En 1992 un hombre llamado Ioan Stoica registró Caritas, una sociedad limitada en la ciudad de Brasov, en el centro de Rumania. Solo tuvo éxito con ella al trasladarse a Cluj-Napoca –“la ciudad del tesoro”–, poco más al noroeste, donde el entonces alcalde Gheorghe Funar le recibió, promovió con dinero público y publicitó en los espacios de su alcaldía y el estadio de la ciudad. Caritas fue la primera de las estafas millonarias que arrasarían con los ahorros de los rumanos: concebida bajo el esquema de fraude piramidal, esta prometía devoluciones en cantidades superiores a partir de inversiones iniciales pequeñas.



En 1993 la estafa se había extendido por todo el país, y entre tres y cuatro millones de ciudadanos participarían. El miedo a perder el dinero ahorrado, que rápidamente se disolvía en una economía con alrededor de doscientos por ciento de inflación producto del desplome de las políticas comunistas de Ceaucescu, las ansias de experimentar aquello que llaman capitalismo pero que no se sabe exactamente cómo funciona todavía, y la incredulidad aunada a la falta de una legislación que protegiese al ciudadano ante fraudes de este tipo, le llevaron a la ruina tras el natural desplome de semejante castillo de naipes entre 1995 y 1996.

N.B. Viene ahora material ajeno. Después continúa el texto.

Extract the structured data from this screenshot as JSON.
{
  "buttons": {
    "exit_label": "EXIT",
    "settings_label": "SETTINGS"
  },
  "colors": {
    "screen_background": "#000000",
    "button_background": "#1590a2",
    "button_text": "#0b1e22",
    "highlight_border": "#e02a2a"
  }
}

En El tesoro (2015, Corneliu Porumboiu) hay un personaje que a pesar de todo parece haber aprendido la lección de ese pasado cercano. Costi (Toma Cuzin), un hombre tranquilo, promedio, con casa, mujer e hijo, empleado de una oficina, interrumpe la lectura de las aventuras de Robin Hood que hace a su hijo para atender a su vecino Adrian (Adrian Purcărescu), quien ha venido a pedirle dinero prestado. Pero Costi está también apretado del bolsillo, y tras agradecer e irse, Adrian regresa para hacerle una oferta que no podrá rechazar: como si de una fábula se tratase, en la casa familiar de Adrian situada a pocos kilómetros de la ciudad hay enterrado un tesoro, y este necesita el dinero para alquilar un detector de metales para buscarlo; si Costi cubre ese gasto, dividirán el botín. De entrada parece una nueva estafa, pero considerando las características casi mágicas y literarias del asunto, resulta tan inverosímil que hasta puede que sea cierto. Así, Costi y Adrian se harán de un tercero, Cornel, el operador de la máquina detectora de metales, para ir en busca de aquel tesoro enterrado en una propiedad que por muchos años perteneció al Estado rumano cuando los comunistas expropiaron esas tierras en la segunda mitad del siglo veinte.

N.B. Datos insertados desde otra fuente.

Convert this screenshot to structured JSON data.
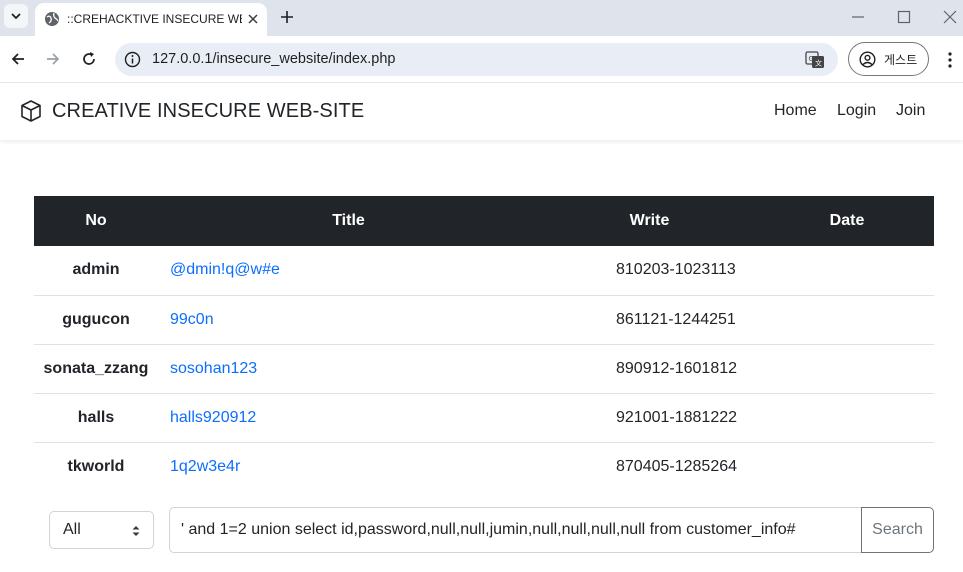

Llena de planos secuencia y un ritmo calmo, esta comedia rumana es contada por Porumboiu cual testigo austero y reservado que deja ver el absurdo en las situaciones más mundanas y cotidianas de estos personajes. Un buen tiempo de la cinta se va en escuchar la máquina cuando detecta algo, también en cavar para iniciar la búsqueda, y El tesoro no deja en ningún momento de ser una suerte de thriller de humor absurdo, puesto que todo el asunto está sobre asunciones haladas por los cabellos –como que el tesoro sea real–, y los personajes parecen no percatarse de eso. Una de las escenas más divertidas, aquella de Costi y su jefe en la oficina, son prueba de la inverosimilitud de los planes de los protagonistas.

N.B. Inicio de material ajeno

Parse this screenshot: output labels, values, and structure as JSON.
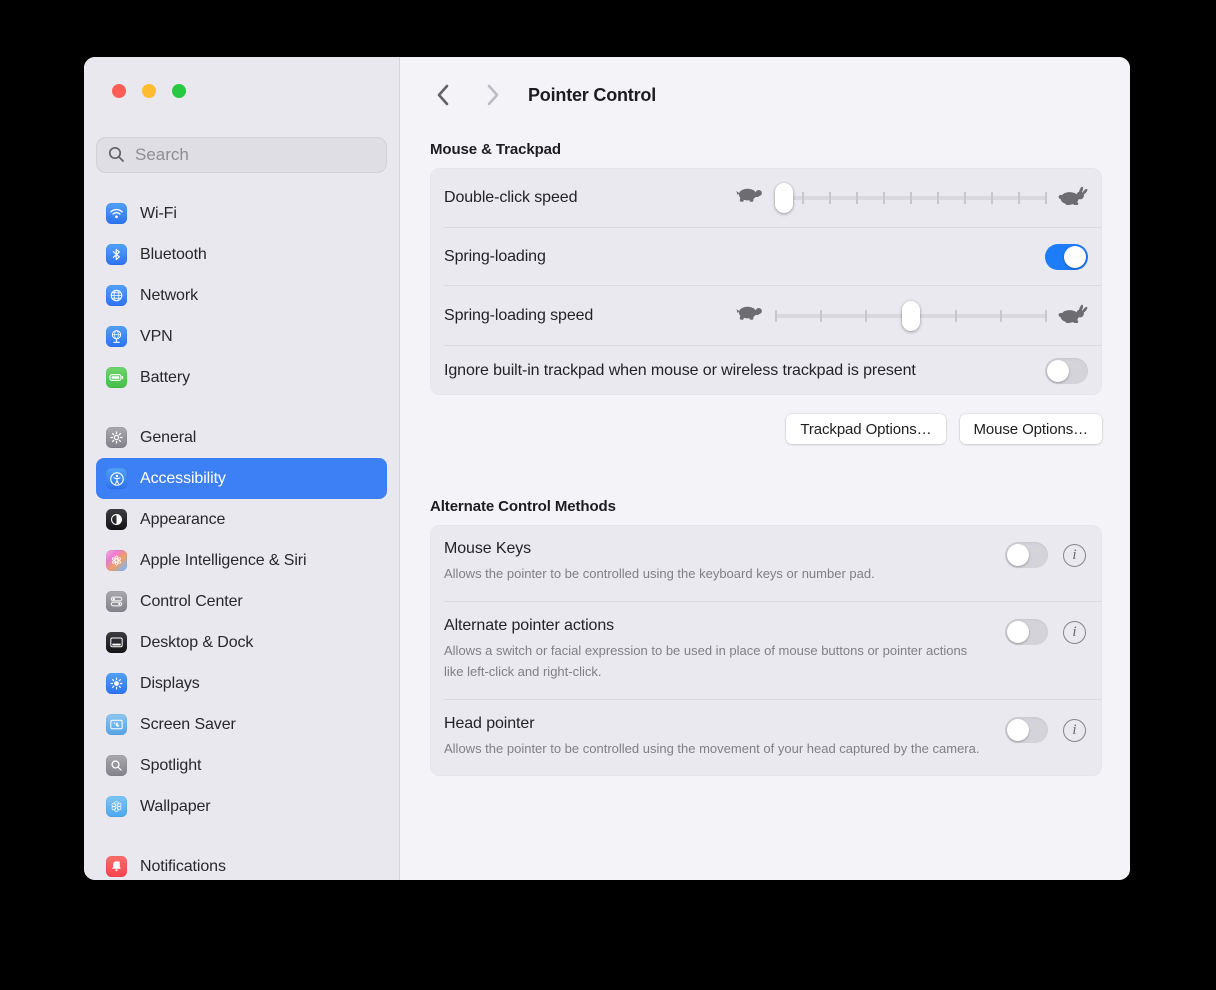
{
  "window": {
    "traffic_lights": {
      "close": "#FF5F57",
      "minimize": "#FEBC2E",
      "zoom": "#28C840"
    }
  },
  "colors": {
    "sidebar_selection_blue": "#3D80F5",
    "toggle_on_blue": "#1D7CF8",
    "window_bg": "#F4F3F8",
    "sidebar_bg": "#E9E8EE",
    "card_bg": "#EAE9EF"
  },
  "sidebar": {
    "search_placeholder": "Search",
    "items": [
      {
        "label": "Wi-Fi",
        "icon": "wifi-icon"
      },
      {
        "label": "Bluetooth",
        "icon": "bluetooth-icon"
      },
      {
        "label": "Network",
        "icon": "globe-icon"
      },
      {
        "label": "VPN",
        "icon": "vpn-globe-icon"
      },
      {
        "label": "Battery",
        "icon": "battery-icon"
      },
      {
        "label": "General",
        "icon": "gear-icon"
      },
      {
        "label": "Accessibility",
        "icon": "accessibility-icon",
        "selected": true
      },
      {
        "label": "Appearance",
        "icon": "appearance-icon"
      },
      {
        "label": "Apple Intelligence & Siri",
        "icon": "apple-intelligence-icon"
      },
      {
        "label": "Control Center",
        "icon": "control-center-icon"
      },
      {
        "label": "Desktop & Dock",
        "icon": "desktop-dock-icon"
      },
      {
        "label": "Displays",
        "icon": "sun-icon"
      },
      {
        "label": "Screen Saver",
        "icon": "screen-saver-icon"
      },
      {
        "label": "Spotlight",
        "icon": "magnifier-icon"
      },
      {
        "label": "Wallpaper",
        "icon": "flower-icon"
      },
      {
        "label": "Notifications",
        "icon": "bell-icon"
      }
    ]
  },
  "header": {
    "title": "Pointer Control"
  },
  "mouse_trackpad": {
    "section_title": "Mouse & Trackpad",
    "rows": [
      {
        "label": "Double-click speed",
        "control": "slider",
        "value_percent": 0,
        "tick_count": 11
      },
      {
        "label": "Spring-loading",
        "control": "toggle",
        "state": "on"
      },
      {
        "label": "Spring-loading speed",
        "control": "slider",
        "value_percent": 50,
        "tick_count": 7
      },
      {
        "label": "Ignore built-in trackpad when mouse or wireless trackpad is present",
        "control": "toggle",
        "state": "off"
      }
    ],
    "buttons": [
      "Trackpad Options…",
      "Mouse Options…"
    ]
  },
  "alternate": {
    "section_title": "Alternate Control Methods",
    "rows": [
      {
        "label": "Mouse Keys",
        "state": "off",
        "description": "Allows the pointer to be controlled using the keyboard keys or number pad."
      },
      {
        "label": "Alternate pointer actions",
        "state": "off",
        "description": "Allows a switch or facial expression to be used in place of mouse buttons or pointer actions like left-click and right-click."
      },
      {
        "label": "Head pointer",
        "state": "off",
        "description": "Allows the pointer to be controlled using the movement of your head captured by the camera."
      }
    ]
  }
}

Al final Porumboiu se vale de un giro para llegar al desenlace, y resulta de maravillas: como desde que comienza parece una fábula, esta historia tiene mucho de esa cualidad atemporal y didáctica mezclada con el humor seco y absurdo de un  director como el sueco Roy Andersson. Gracias a El tesoro, cuando menos una persona además de los personajes aprenderá sobre la confianza y lo que parece irrealizable.